Discussing this issue are important names in Italian economics such as Prof. Francesco Giavazzi (Full Professor of Political Economics at Bocconi University), Luca Paolazzi (Partner at REF Ricerche) and Edoardo Reviglio (Chief Economist and Head of Economic and Statistical Research at the Cassa Depositi e Prestiti-CDP).
Here is a brief extract from the contribution of Prof. Franco Amatori:
“It is increasingly widespread opinion in the community of business historians (to which I belong) that the traditional unit of analysis - the enterprise itself - can no longer be considered alone, but should be seen as part of a broader context, capitalism.
What is capitalism? In turn, capitalism is a very difficult container to delimit and define.

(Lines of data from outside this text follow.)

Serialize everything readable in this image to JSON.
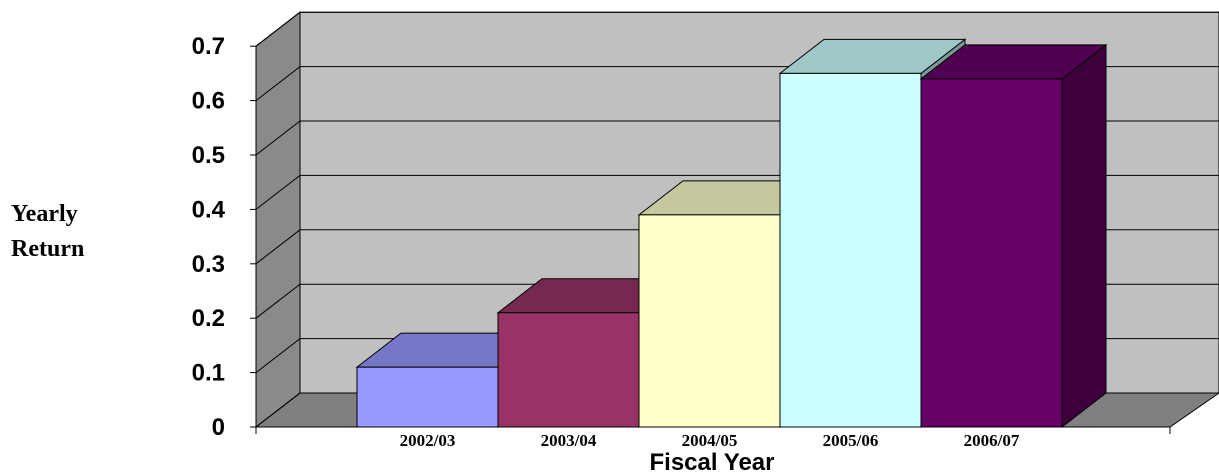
{
  "chart_data": {
    "type": "bar",
    "style": "3d-columns",
    "categories": [
      "2002/03",
      "2003/04",
      "2004/05",
      "2005/06",
      "2006/07"
    ],
    "values": [
      0.11,
      0.21,
      0.39,
      0.65,
      0.64
    ],
    "colors": [
      "#9999ff",
      "#993366",
      "#ffffcc",
      "#ccffff",
      "#660066"
    ],
    "ylabel_lines": [
      "Yearly",
      "Return"
    ],
    "xlabel": "Fiscal Year",
    "ylim": [
      0,
      0.7
    ],
    "yticks": [
      "0",
      "0.1",
      "0.2",
      "0.3",
      "0.4",
      "0.5",
      "0.6",
      "0.7"
    ],
    "grid": true,
    "wall_color": "#c0c0c0",
    "floor_color": "#808080"
  }
}
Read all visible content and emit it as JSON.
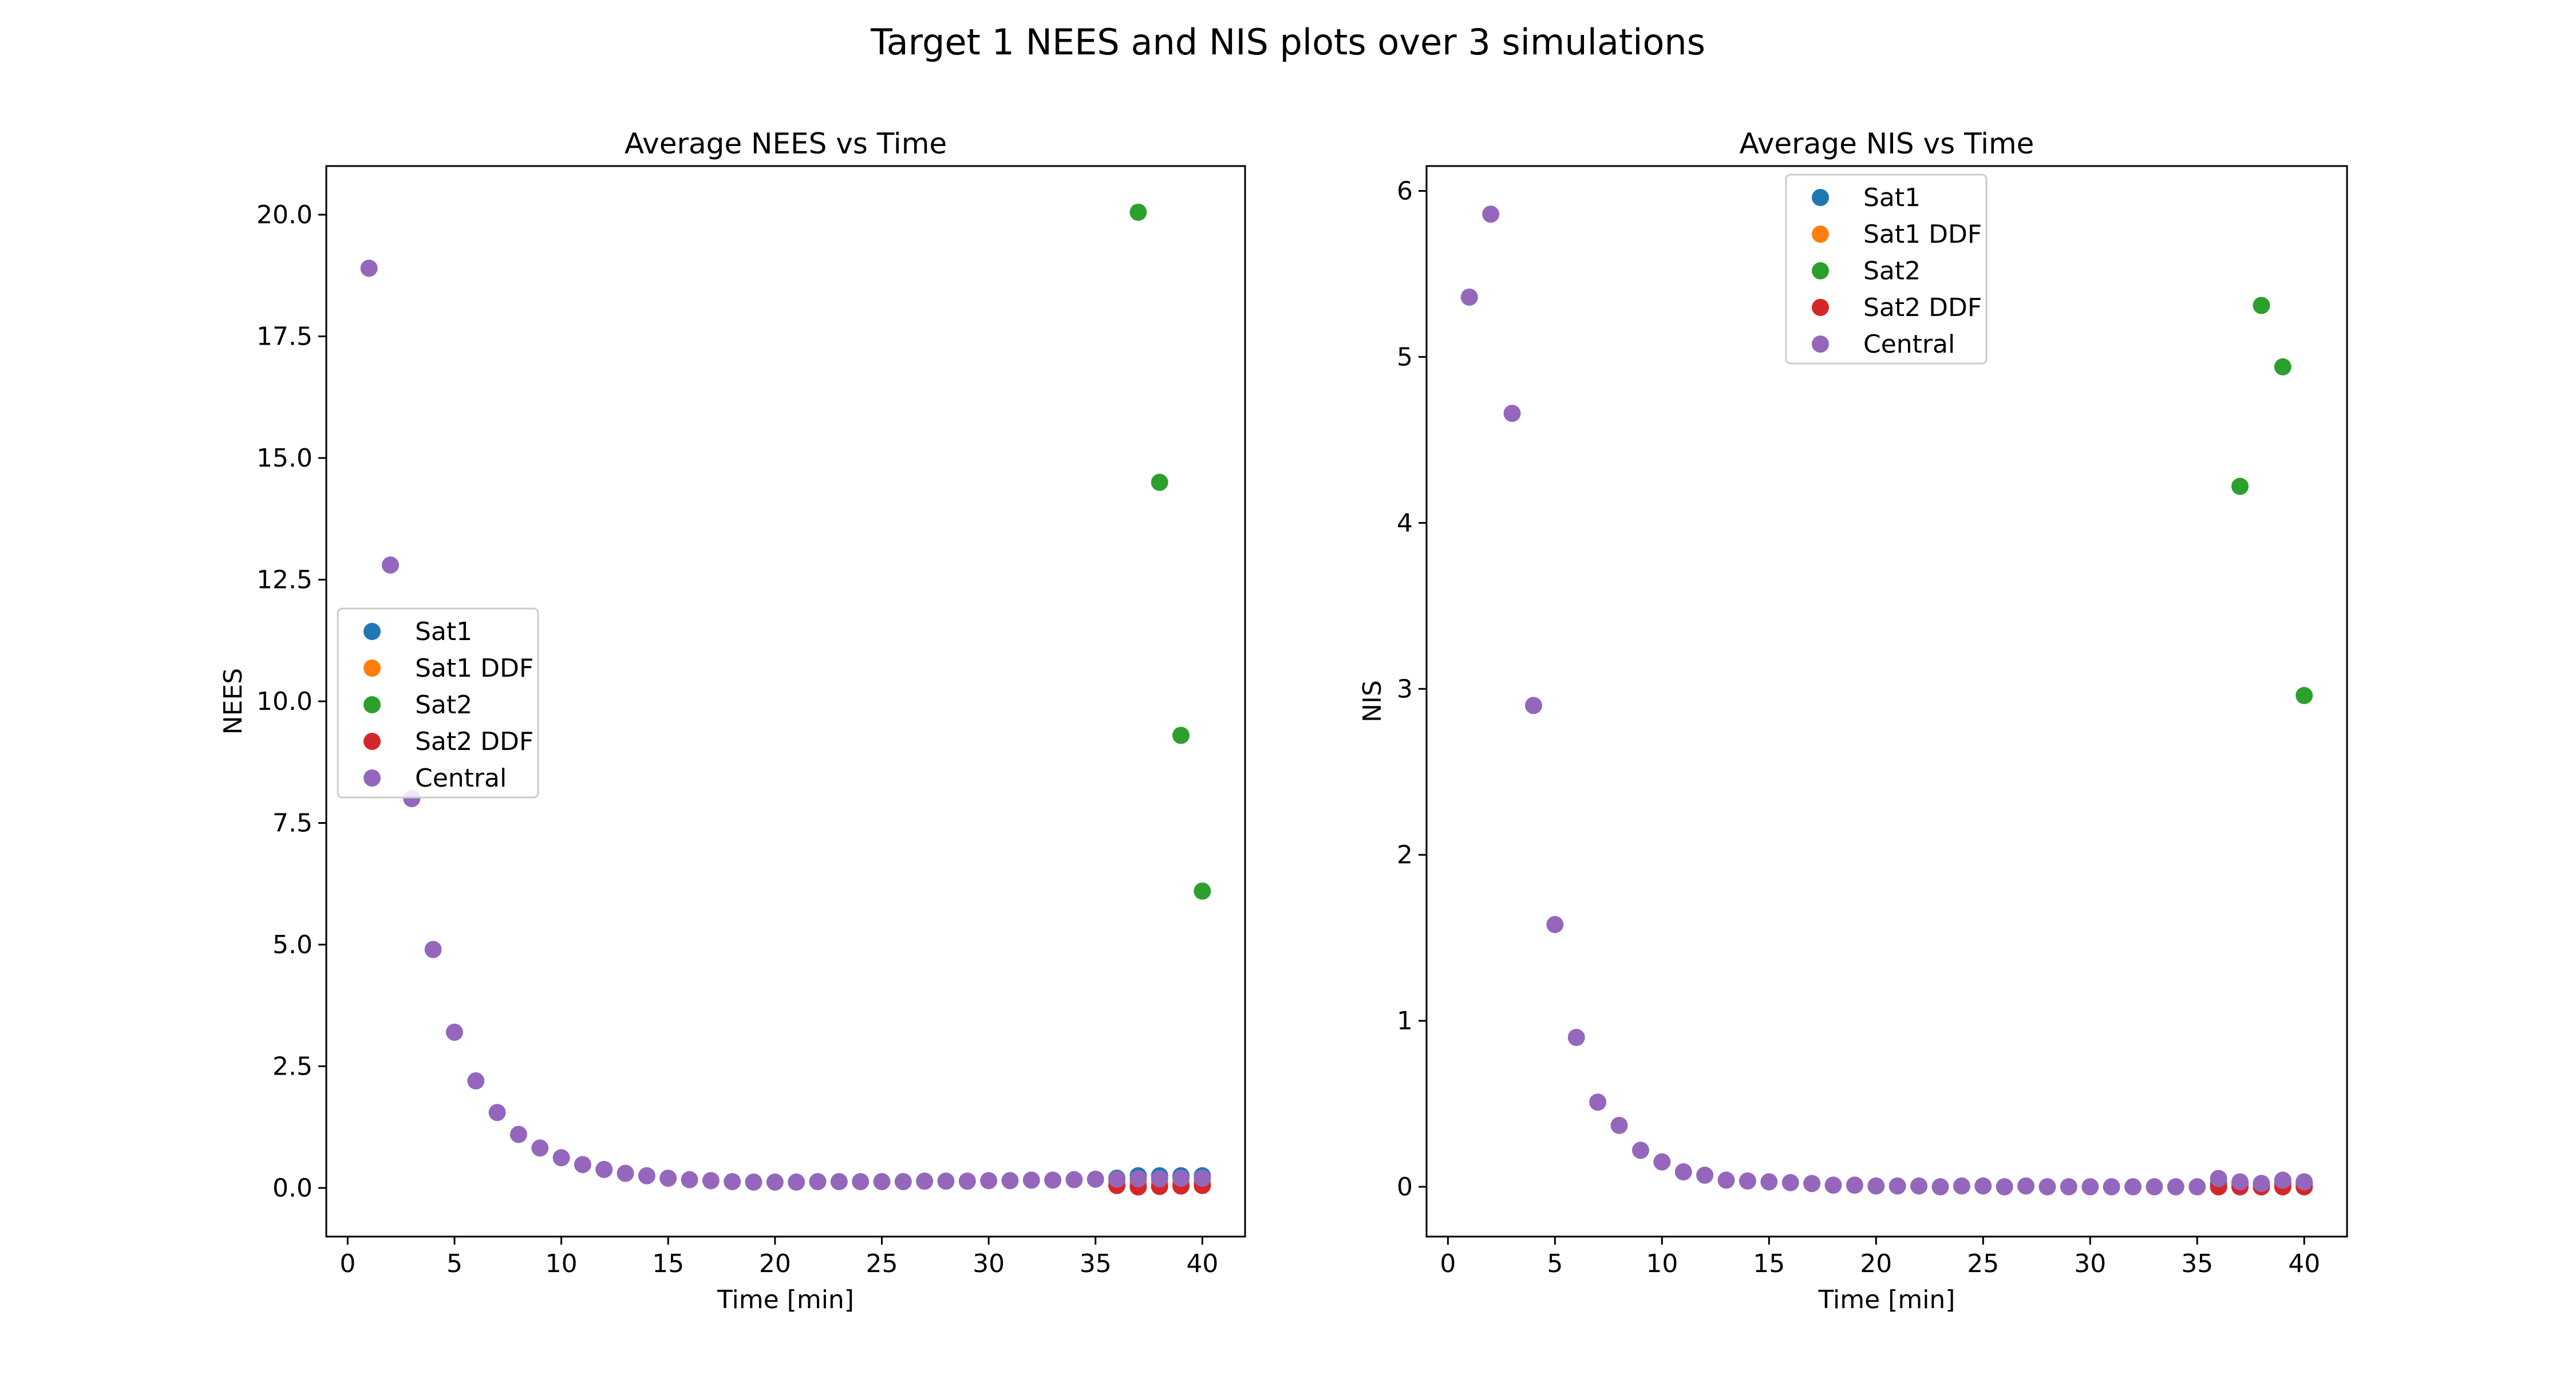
{
  "figure": {
    "suptitle": "Target 1 NEES and NIS plots over 3 simulations"
  },
  "colors": {
    "Sat1": "#1f77b4",
    "Sat1 DDF": "#ff7f0e",
    "Sat2": "#2ca02c",
    "Sat2 DDF": "#d62728",
    "Central": "#9467bd"
  },
  "chart_data": [
    {
      "type": "scatter",
      "title": "Average NEES vs Time",
      "xlabel": "Time [min]",
      "ylabel": "NEES",
      "xlim": [
        -1,
        42
      ],
      "ylim": [
        -1,
        21
      ],
      "xticks": [
        0,
        5,
        10,
        15,
        20,
        25,
        30,
        35,
        40
      ],
      "xtick_labels": [
        "0",
        "5",
        "10",
        "15",
        "20",
        "25",
        "30",
        "35",
        "40"
      ],
      "yticks": [
        0,
        2.5,
        5,
        7.5,
        10,
        12.5,
        15,
        17.5,
        20
      ],
      "ytick_labels": [
        "0.0",
        "2.5",
        "5.0",
        "7.5",
        "10.0",
        "12.5",
        "15.0",
        "17.5",
        "20.0"
      ],
      "grid": false,
      "legend_position": "center-left",
      "series": [
        {
          "name": "Sat1",
          "x": [
            36,
            37,
            38,
            39,
            40
          ],
          "y": [
            0.2,
            0.25,
            0.25,
            0.25,
            0.25
          ]
        },
        {
          "name": "Sat1 DDF",
          "x": [
            36,
            37,
            38,
            39,
            40
          ],
          "y": [
            0.15,
            0.1,
            0.1,
            0.1,
            0.12
          ]
        },
        {
          "name": "Sat2",
          "x": [
            37,
            38,
            39,
            40
          ],
          "y": [
            20.05,
            14.5,
            9.3,
            6.1
          ]
        },
        {
          "name": "Sat2 DDF",
          "x": [
            36,
            37,
            38,
            39,
            40
          ],
          "y": [
            0.05,
            0.02,
            0.03,
            0.04,
            0.05
          ]
        },
        {
          "name": "Central",
          "x": [
            1,
            2,
            3,
            4,
            5,
            6,
            7,
            8,
            9,
            10,
            11,
            12,
            13,
            14,
            15,
            16,
            17,
            18,
            19,
            20,
            21,
            22,
            23,
            24,
            25,
            26,
            27,
            28,
            29,
            30,
            31,
            32,
            33,
            34,
            35,
            36,
            37,
            38,
            39,
            40
          ],
          "y": [
            18.9,
            12.8,
            8.0,
            4.9,
            3.2,
            2.2,
            1.55,
            1.1,
            0.82,
            0.62,
            0.48,
            0.38,
            0.3,
            0.25,
            0.2,
            0.17,
            0.15,
            0.13,
            0.12,
            0.12,
            0.12,
            0.13,
            0.13,
            0.13,
            0.13,
            0.13,
            0.14,
            0.14,
            0.14,
            0.15,
            0.15,
            0.16,
            0.16,
            0.17,
            0.18,
            0.18,
            0.19,
            0.19,
            0.2,
            0.2
          ]
        }
      ]
    },
    {
      "type": "scatter",
      "title": "Average NIS vs Time",
      "xlabel": "Time [min]",
      "ylabel": "NIS",
      "xlim": [
        -1,
        42
      ],
      "ylim": [
        -0.3,
        6.15
      ],
      "xticks": [
        0,
        5,
        10,
        15,
        20,
        25,
        30,
        35,
        40
      ],
      "xtick_labels": [
        "0",
        "5",
        "10",
        "15",
        "20",
        "25",
        "30",
        "35",
        "40"
      ],
      "yticks": [
        0,
        1,
        2,
        3,
        4,
        5,
        6
      ],
      "ytick_labels": [
        "0",
        "1",
        "2",
        "3",
        "4",
        "5",
        "6"
      ],
      "grid": false,
      "legend_position": "upper-center",
      "series": [
        {
          "name": "Sat1",
          "x": [
            36,
            37,
            38,
            39,
            40
          ],
          "y": [
            0.02,
            0.02,
            0.02,
            0.02,
            0.02
          ]
        },
        {
          "name": "Sat1 DDF",
          "x": [
            36,
            37,
            38,
            39,
            40
          ],
          "y": [
            0.0,
            0.0,
            0.0,
            0.0,
            0.0
          ]
        },
        {
          "name": "Sat2",
          "x": [
            37,
            38,
            39,
            40
          ],
          "y": [
            4.22,
            5.31,
            4.94,
            2.96
          ]
        },
        {
          "name": "Sat2 DDF",
          "x": [
            36,
            37,
            38,
            39,
            40
          ],
          "y": [
            0.0,
            0.0,
            0.0,
            0.0,
            0.0
          ]
        },
        {
          "name": "Central",
          "x": [
            1,
            2,
            3,
            4,
            5,
            6,
            7,
            8,
            9,
            10,
            11,
            12,
            13,
            14,
            15,
            16,
            17,
            18,
            19,
            20,
            21,
            22,
            23,
            24,
            25,
            26,
            27,
            28,
            29,
            30,
            31,
            32,
            33,
            34,
            35,
            36,
            37,
            38,
            39,
            40
          ],
          "y": [
            5.36,
            5.86,
            4.66,
            2.9,
            1.58,
            0.9,
            0.51,
            0.37,
            0.22,
            0.15,
            0.09,
            0.07,
            0.04,
            0.035,
            0.03,
            0.025,
            0.02,
            0.01,
            0.01,
            0.005,
            0.005,
            0.005,
            0.0,
            0.005,
            0.005,
            0.0,
            0.005,
            0.0,
            0.0,
            0.0,
            0.0,
            0.0,
            0.0,
            0.0,
            0.0,
            0.05,
            0.03,
            0.02,
            0.04,
            0.03
          ]
        }
      ]
    }
  ]
}
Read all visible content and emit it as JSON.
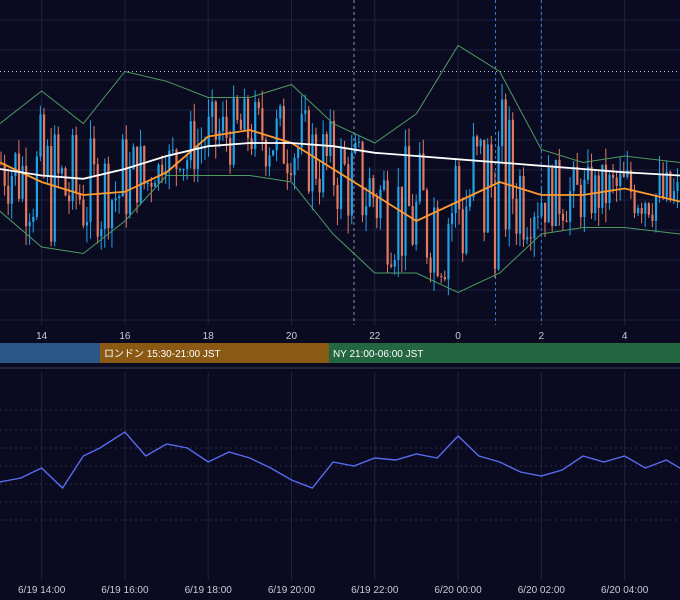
{
  "colors": {
    "background": "#0a0b21",
    "grid": "#1f2240",
    "candle_up": "#22a2e6",
    "candle_down": "#e27a62",
    "ma_long": "#ffffff",
    "ma_short": "#ff9a2e",
    "bollinger": "#4f9a63",
    "rsi_line": "#5a6bf0",
    "session_tokyo": "#2a5688",
    "session_london": "#8a5a14",
    "session_ny": "#236640"
  },
  "top_axis": {
    "ticks": [
      "14",
      "16",
      "18",
      "20",
      "22",
      "0",
      "2",
      "4"
    ]
  },
  "sessions": [
    {
      "name": "tokyo",
      "label": ""
    },
    {
      "name": "london",
      "label": "ロンドン 15:30-21:00 JST"
    },
    {
      "name": "ny",
      "label": "NY 21:00-06:00 JST"
    }
  ],
  "bottom_axis": {
    "ticks": [
      "6/19 14:00",
      "6/19 16:00",
      "6/19 18:00",
      "6/19 20:00",
      "6/19 22:00",
      "6/20 00:00",
      "6/20 02:00",
      "6/20 04:00"
    ]
  },
  "chart_data": [
    {
      "type": "line",
      "title": "",
      "xlabel": "",
      "ylabel": "",
      "x_range": [
        "6/19 13:00",
        "6/20 05:20"
      ],
      "y_range": [
        0,
        100
      ],
      "grid": true,
      "legend": "none",
      "overlays": [
        "candlesticks",
        "moving average (white)",
        "moving average (orange)",
        "bollinger bands (green)"
      ],
      "series": [
        {
          "key": "ma_long",
          "values": [
            [
              13.0,
              48
            ],
            [
              14.0,
              46
            ],
            [
              15.0,
              45
            ],
            [
              16.0,
              48
            ],
            [
              17.0,
              52
            ],
            [
              18.0,
              55
            ],
            [
              19.0,
              56
            ],
            [
              20.0,
              56
            ],
            [
              21.0,
              55
            ],
            [
              22.0,
              53
            ],
            [
              23.0,
              52
            ],
            [
              24.0,
              51
            ],
            [
              25.0,
              50
            ],
            [
              26.0,
              49
            ],
            [
              27.0,
              48
            ],
            [
              28.0,
              47
            ],
            [
              29.33,
              46
            ]
          ]
        },
        {
          "key": "ma_short",
          "values": [
            [
              13.0,
              50
            ],
            [
              14.0,
              44
            ],
            [
              15.0,
              40
            ],
            [
              16.0,
              41
            ],
            [
              17.0,
              47
            ],
            [
              18.0,
              58
            ],
            [
              19.0,
              60
            ],
            [
              20.0,
              56
            ],
            [
              21.0,
              48
            ],
            [
              22.0,
              40
            ],
            [
              23.0,
              32
            ],
            [
              24.0,
              38
            ],
            [
              25.0,
              44
            ],
            [
              26.0,
              40
            ],
            [
              27.0,
              40
            ],
            [
              28.0,
              42
            ],
            [
              29.33,
              38
            ]
          ]
        },
        {
          "key": "bb_upper",
          "values": [
            [
              13.0,
              62
            ],
            [
              14.0,
              72
            ],
            [
              15.0,
              62
            ],
            [
              16.0,
              78
            ],
            [
              17.0,
              75
            ],
            [
              18.0,
              70
            ],
            [
              19.0,
              70
            ],
            [
              20.0,
              74
            ],
            [
              21.0,
              62
            ],
            [
              22.0,
              56
            ],
            [
              23.0,
              65
            ],
            [
              24.0,
              86
            ],
            [
              25.0,
              78
            ],
            [
              26.0,
              54
            ],
            [
              27.0,
              50
            ],
            [
              28.0,
              52
            ],
            [
              29.33,
              50
            ]
          ]
        },
        {
          "key": "bb_lower",
          "values": [
            [
              13.0,
              35
            ],
            [
              14.0,
              24
            ],
            [
              15.0,
              22
            ],
            [
              16.0,
              32
            ],
            [
              17.0,
              46
            ],
            [
              18.0,
              46
            ],
            [
              19.0,
              46
            ],
            [
              20.0,
              44
            ],
            [
              21.0,
              28
            ],
            [
              22.0,
              16
            ],
            [
              23.0,
              16
            ],
            [
              24.0,
              10
            ],
            [
              25.0,
              16
            ],
            [
              26.0,
              28
            ],
            [
              27.0,
              30
            ],
            [
              28.0,
              30
            ],
            [
              29.33,
              28
            ]
          ]
        },
        {
          "key": "high_line_level",
          "values": [
            [
              13.0,
              78
            ],
            [
              29.33,
              78
            ]
          ]
        }
      ]
    },
    {
      "type": "line",
      "title": "",
      "xlabel": "",
      "ylabel": "",
      "x_range": [
        "6/19 13:00",
        "6/20 05:20"
      ],
      "y_range": [
        0,
        100
      ],
      "grid": true,
      "legend": "none",
      "series": [
        {
          "key": "oscillator",
          "values": [
            [
              13.0,
              45
            ],
            [
              13.5,
              47
            ],
            [
              14.0,
              52
            ],
            [
              14.5,
              42
            ],
            [
              15.0,
              58
            ],
            [
              15.4,
              62
            ],
            [
              16.0,
              70
            ],
            [
              16.5,
              58
            ],
            [
              17.0,
              64
            ],
            [
              17.5,
              62
            ],
            [
              18.0,
              55
            ],
            [
              18.5,
              60
            ],
            [
              19.0,
              57
            ],
            [
              19.5,
              52
            ],
            [
              20.0,
              46
            ],
            [
              20.5,
              42
            ],
            [
              21.0,
              55
            ],
            [
              21.5,
              53
            ],
            [
              22.0,
              57
            ],
            [
              22.5,
              56
            ],
            [
              23.0,
              59
            ],
            [
              23.5,
              57
            ],
            [
              24.0,
              68
            ],
            [
              24.5,
              58
            ],
            [
              25.0,
              55
            ],
            [
              25.5,
              50
            ],
            [
              26.0,
              48
            ],
            [
              26.5,
              51
            ],
            [
              27.0,
              58
            ],
            [
              27.5,
              55
            ],
            [
              28.0,
              58
            ],
            [
              28.5,
              52
            ],
            [
              29.0,
              56
            ],
            [
              29.33,
              52
            ]
          ]
        }
      ]
    }
  ]
}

The first answer that comes to mind is that it is a mode of production based on private ownership and the sale of goods on the free market, but the image of the many state owned enterprises and the regulated market in Japan for strategic goods after the Second World War immediately comes to mind. So we try to climb on the shoulders of the giants, Marx, Weber, Polanyi, Schumpeter, Braudel, but we always remain with a unilateral definition of this economic-social form, so much so that we end up accepting the one proposed by Jürgen Kocka, who, in his golden booklet,
Capitalism, defines it as ‘decentralization, commodification, accumulation’, perhaps a network with too wide a mesh, but sharable”.